For each step, you may move to an adjacent number of the row below. More formally, if you are on index i on the current row, you may move to either index i or index i + 1 on the next row.
Example 1:
Input: triangle = [[2],[3,4],[6,5,7],[4,1,8,3]]
Output: 11
Explanation: The triangle looks like:
2
3 4
6 5 7
4 1 8 3
The minimum path sum from top to bottom is 2 + 3 + 5 + 1 = 11 (underlined above).
Example 2:
Input: triangle = [[-10]]
Output: -10
Solution
First attampt
It works, but not good, especially memory.
- Runtime 3 ms
- Beats 65.79%
- Memory 44.4 MB
- Beats 13.95%
class Solution {
public int minimumTotal(List<List<Integer>> triangle) {
int maxRowSize = triangle.get(triangle.size() -1).size();
// create an array nxn to store the minimal distance that starts from triangle[i][j]

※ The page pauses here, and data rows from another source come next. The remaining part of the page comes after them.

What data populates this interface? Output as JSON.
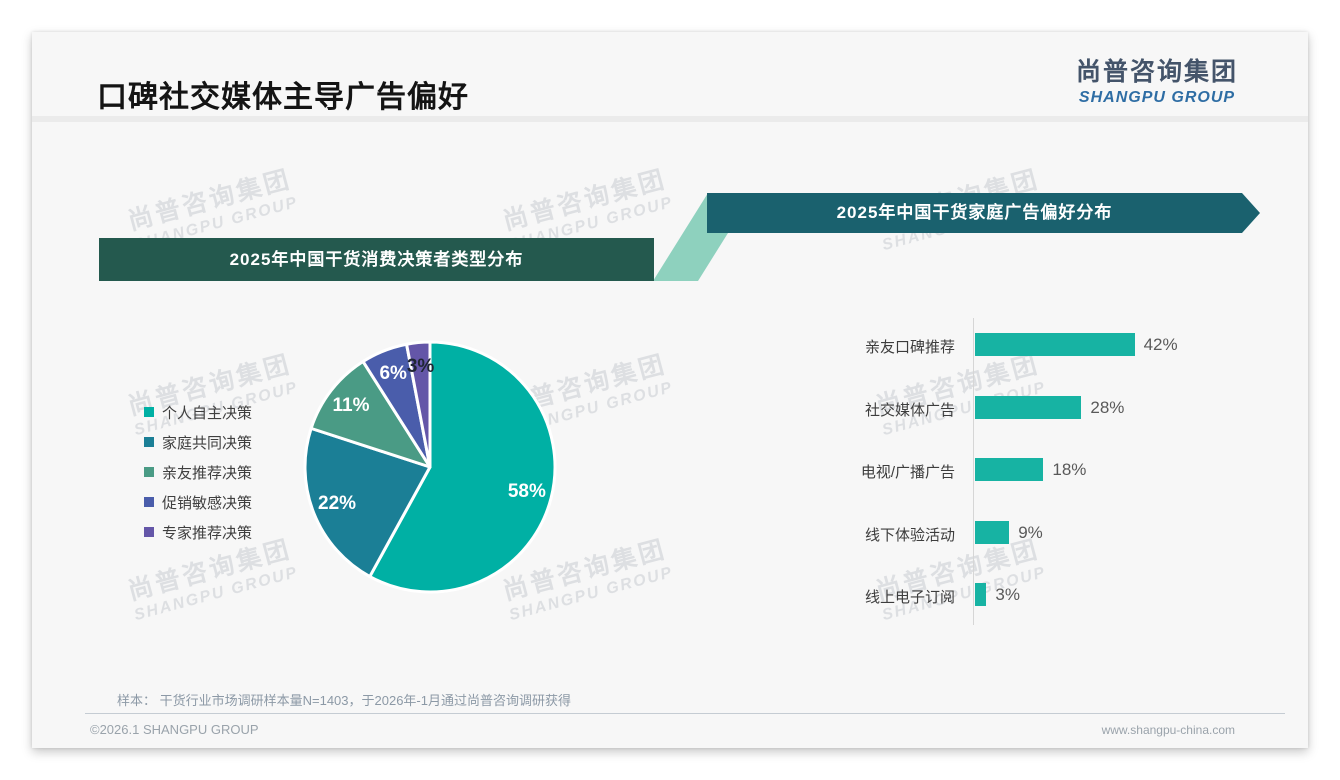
{
  "slide": {
    "title": "口碑社交媒体主导广告偏好",
    "logo": {
      "cn": "尚普咨询集团",
      "en": "SHANGPU GROUP"
    },
    "watermark": {
      "cn": "尚普咨询集团",
      "en": "SHANGPU GROUP"
    },
    "source_note": "样本： 干货行业市场调研样本量N=1403，于2026年-1月通过尚普咨询调研获得",
    "footer": {
      "left": "©2026.1 SHANGPU GROUP",
      "right": "www.shangpu-china.com"
    }
  },
  "colors": {
    "banner_left_bg": "#24594e",
    "banner_right_bg": "#1a616e",
    "connector": "#8ed1be",
    "accent_teal": "#17b3a3",
    "logo_blue": "#2e6da4",
    "logo_gray": "#44546a"
  },
  "chart_data": [
    {
      "type": "pie",
      "title": "2025年中国干货消费决策者类型分布",
      "labels": [
        "个人自主决策",
        "家庭共同决策",
        "亲友推荐决策",
        "促销敏感决策",
        "专家推荐决策"
      ],
      "values": [
        58,
        22,
        11,
        6,
        3
      ],
      "value_labels": [
        "58%",
        "22%",
        "11%",
        "6%",
        "3%"
      ],
      "colors": [
        "#00b0a4",
        "#1b7f96",
        "#4a9b85",
        "#4a5dab",
        "#6456a8"
      ],
      "value_label_colors": [
        "#ffffff",
        "#ffffff",
        "#ffffff",
        "#ffffff",
        "#1f2633"
      ],
      "start_angle_deg": 0,
      "direction": "clockwise",
      "legend_position": "left"
    },
    {
      "type": "bar",
      "title": "2025年中国干货家庭广告偏好分布",
      "orientation": "horizontal",
      "categories": [
        "亲友口碑推荐",
        "社交媒体广告",
        "电视/广播广告",
        "线下体验活动",
        "线上电子订阅"
      ],
      "values": [
        42,
        28,
        18,
        9,
        3
      ],
      "value_labels": [
        "42%",
        "28%",
        "18%",
        "9%",
        "3%"
      ],
      "bar_color": "#17b3a3",
      "xlim": [
        0,
        50
      ],
      "axis_color": "#d6d6d6"
    }
  ]
}
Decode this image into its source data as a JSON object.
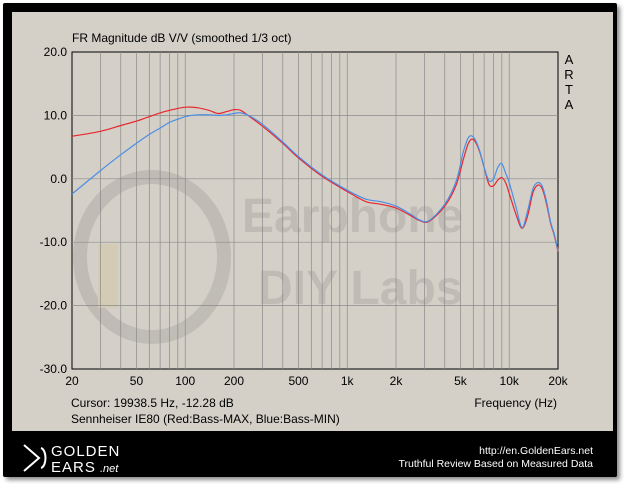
{
  "chart_data": {
    "type": "line",
    "title": "FR Magnitude dB V/V (smoothed 1/3 oct)",
    "side_label": "ARTA",
    "xlabel": "Frequency (Hz)",
    "ylabel": "",
    "x_scale": "log",
    "xlim": [
      20,
      20000
    ],
    "ylim": [
      -30,
      20
    ],
    "x_ticks": [
      20,
      50,
      100,
      200,
      500,
      1000,
      2000,
      5000,
      10000,
      20000
    ],
    "x_tick_labels": [
      "20",
      "50",
      "100",
      "200",
      "500",
      "1k",
      "2k",
      "5k",
      "10k",
      "20k"
    ],
    "y_ticks": [
      -30,
      -20,
      -10,
      0,
      10,
      20
    ],
    "y_tick_labels": [
      "-30.0",
      "-20.0",
      "-10.0",
      "0.0",
      "10.0",
      "20.0"
    ],
    "grid": true,
    "cursor_text": "Cursor: 19938.5 Hz, -12.28 dB",
    "caption": "Sennheiser IE80 (Red:Bass-MAX, Blue:Bass-MIN)",
    "watermark": [
      "Earphone",
      "DIY Labs"
    ],
    "series": [
      {
        "color": "#e8262d",
        "x": [
          20,
          30,
          40,
          50,
          60,
          70,
          80,
          90,
          100,
          110,
          120,
          140,
          160,
          180,
          200,
          220,
          250,
          300,
          400,
          500,
          700,
          1000,
          1300,
          1600,
          2000,
          2500,
          2800,
          3200,
          4000,
          4700,
          5200,
          5600,
          6000,
          6500,
          7000,
          7500,
          8000,
          8500,
          9000,
          9500,
          10000,
          11000,
          12000,
          13000,
          14000,
          15000,
          16000,
          17000,
          18000,
          19000,
          20000
        ],
        "y": [
          6.7,
          7.5,
          8.4,
          9.1,
          9.8,
          10.4,
          10.8,
          11.1,
          11.3,
          11.3,
          11.2,
          10.8,
          10.3,
          10.6,
          10.9,
          10.8,
          9.8,
          8.3,
          5.6,
          3.3,
          0.4,
          -2.0,
          -3.6,
          -4.0,
          -4.6,
          -5.9,
          -6.6,
          -6.7,
          -4.3,
          -1.0,
          3.0,
          5.6,
          6.2,
          4.6,
          1.8,
          -0.9,
          -1.1,
          -0.2,
          0.2,
          -0.6,
          -2.3,
          -5.6,
          -7.8,
          -5.8,
          -2.2,
          -1.0,
          -1.6,
          -4.0,
          -7.0,
          -9.0,
          -11.5
        ]
      },
      {
        "color": "#4a8ee6",
        "x": [
          20,
          30,
          40,
          50,
          60,
          70,
          80,
          90,
          100,
          110,
          120,
          140,
          160,
          180,
          200,
          220,
          250,
          300,
          400,
          500,
          700,
          1000,
          1300,
          1600,
          2000,
          2500,
          2800,
          3200,
          4000,
          4700,
          5200,
          5600,
          6000,
          6500,
          7000,
          7500,
          8000,
          8500,
          9000,
          9500,
          10000,
          11000,
          12000,
          13000,
          14000,
          15000,
          16000,
          17000,
          18000,
          19000,
          20000
        ],
        "y": [
          -2.4,
          1.3,
          3.8,
          5.6,
          7.0,
          8.0,
          8.9,
          9.4,
          9.8,
          10.0,
          10.1,
          10.1,
          10.0,
          10.1,
          10.3,
          10.4,
          9.9,
          8.6,
          5.8,
          3.5,
          0.6,
          -1.8,
          -3.2,
          -3.6,
          -4.3,
          -5.7,
          -6.5,
          -6.6,
          -4.0,
          -0.4,
          4.2,
          6.5,
          6.6,
          4.8,
          1.8,
          -0.3,
          0.0,
          1.8,
          2.4,
          0.9,
          -0.6,
          -4.4,
          -7.7,
          -5.0,
          -1.6,
          -0.6,
          -1.2,
          -3.6,
          -6.8,
          -8.8,
          -11.3
        ]
      }
    ]
  },
  "footer": {
    "brand_line1": "GOLDEN",
    "brand_line2": "EARS",
    "brand_suffix": ".net",
    "url": "http://en.GoldenEars.net",
    "tagline": "Truthful Review Based on Measured Data"
  }
}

int[][] dp = new int[maxRowSize][maxRowSize];
for(int i = triangle.size() -1; i >=0; i--) {
List<Integer> row = triangle.get(i);
for(int j = 0; j < row.size(); j++) {
if(i < dp.length -1) {
// calculate minimal distance and update
dp[i][j] = Math.min(dp[i+1][j], dp[i+1][j+1]) + row.get(j);
} else {
// for the bottom line, there's no subpaths
dp[i][j] = row.get(j);
}
}
}
return dp[0][0];
}
}
Memory Optimization
class Solution {
public int minimumTotal(List<List<Integer>> triangle) {
int maxRowSize = triangle.get(triangle.size() -1).size();
// 只需要记录上一次的最短路径
int[] dp = new int[maxRowSize];
for(int i = triangle.size() -1; i >=0; i--) {
List<Integer> row = triangle.get(i);
for(int j = 0; j < row.size(); j++) {
if(i < dp.length -1) {
// 从左到右更新,正好计算右边的元素时,当前的值已经不需要用到了。所以可以直接更新
dp[j] = Math.min(dp[j], dp[j+1]) + row.get(j);
} else {
dp[j] = row.get(j);
}
}
}
return dp[0];
}
}